Probability is a way to measure the likelihood of an event happening. In this context, we are looking at the probability that someone is a smoker based on their family income. The concept of probability helps us quantify uncertainty, with values ranging from 0% (impossible) to 100% (certain). In applied calculus, probability can be linked to continuous variables, like income, and adapted into linear equations.

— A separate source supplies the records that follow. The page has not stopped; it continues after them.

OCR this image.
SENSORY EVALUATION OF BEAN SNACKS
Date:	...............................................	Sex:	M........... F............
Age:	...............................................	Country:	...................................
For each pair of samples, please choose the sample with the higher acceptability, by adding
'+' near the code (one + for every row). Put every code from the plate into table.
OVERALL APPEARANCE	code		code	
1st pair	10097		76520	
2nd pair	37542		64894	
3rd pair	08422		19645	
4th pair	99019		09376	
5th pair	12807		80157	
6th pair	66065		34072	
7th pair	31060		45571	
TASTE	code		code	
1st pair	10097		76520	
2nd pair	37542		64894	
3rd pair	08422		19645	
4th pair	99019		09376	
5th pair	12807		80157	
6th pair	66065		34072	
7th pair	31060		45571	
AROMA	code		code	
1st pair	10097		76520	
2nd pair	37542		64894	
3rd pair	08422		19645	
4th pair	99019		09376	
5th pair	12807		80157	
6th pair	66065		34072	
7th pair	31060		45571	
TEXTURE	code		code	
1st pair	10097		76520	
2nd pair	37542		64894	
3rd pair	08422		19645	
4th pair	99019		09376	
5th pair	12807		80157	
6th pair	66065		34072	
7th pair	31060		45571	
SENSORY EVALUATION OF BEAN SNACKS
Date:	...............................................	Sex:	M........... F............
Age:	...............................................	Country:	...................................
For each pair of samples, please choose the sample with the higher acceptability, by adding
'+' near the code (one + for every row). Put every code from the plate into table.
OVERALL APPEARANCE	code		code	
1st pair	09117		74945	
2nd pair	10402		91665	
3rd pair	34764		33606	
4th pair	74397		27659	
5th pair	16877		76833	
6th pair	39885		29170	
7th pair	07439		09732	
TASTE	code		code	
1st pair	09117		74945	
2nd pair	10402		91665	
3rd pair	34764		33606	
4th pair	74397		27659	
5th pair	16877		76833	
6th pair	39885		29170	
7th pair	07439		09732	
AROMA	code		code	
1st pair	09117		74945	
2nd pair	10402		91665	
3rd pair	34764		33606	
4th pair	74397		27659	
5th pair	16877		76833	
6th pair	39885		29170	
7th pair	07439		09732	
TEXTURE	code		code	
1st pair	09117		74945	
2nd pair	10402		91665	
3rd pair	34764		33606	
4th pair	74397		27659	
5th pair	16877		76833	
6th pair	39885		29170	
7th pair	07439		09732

This specific scenario uses a linear function to determine smoking probability. The given formula is expressed as a linear equation:

• y = -0.31x + 40, where x is the income in thousands, and y is the probability percentage.

This formula implies that as income (x) increases, the probability (y) decreases. Understanding how to interpret probability in real-life situations, like income affecting smoking habits, helps in making informed decisions based on data. With applied calculus, these linear relationships provide a clear understanding of dynamic changes in probability.

Linear equations are mathematical expressions that describe a straight-line relationship between two variables. They have the general form y = mx + b, where m is the slope and b is the y-intercept. In this problem, the equation y = -0.31x + 40 depicts how smoking probability (y) varies with income (x).

The slope -0.31 tells us how much y decreases for a unit increase in x. Here, every increase of $1000 in income results in a decrease of 0.31% in the likelihood of smoking. The y-intercept 40 indicates the starting probability when income is zero.

Recognizing the role of both slope and intercept is key to analyzing how variables relate through linear equations. It’s a foundational concept in applied calculus that aids in understanding complex relationships, such as economic behavior patterns or trends in population health.

Graphing is a visual way to interpret and analyze the relationship between variables expressed through functions. In this example, graphing the equation y = -0.31x + 40 provides a visual insight into how income influences smoking probability.

To start graphing, identify key points such as the y-intercept (0, 40)—where the line crosses the y-axis—and the slope, which determines the line’s steepness. We can then plot this line over the interval [0,100] for income on the x-axis and [0,50] for probability on the y-axis. As x increases, the graph descends, showing a declining trend in smoking likelihood as income rises.

Graphing functions in applied calculus helps visually summarize data and interpret mathematical relationships. When faced with real-world problems like this exercise, graphing can make understanding trends and patterns much more intuitive and accessible.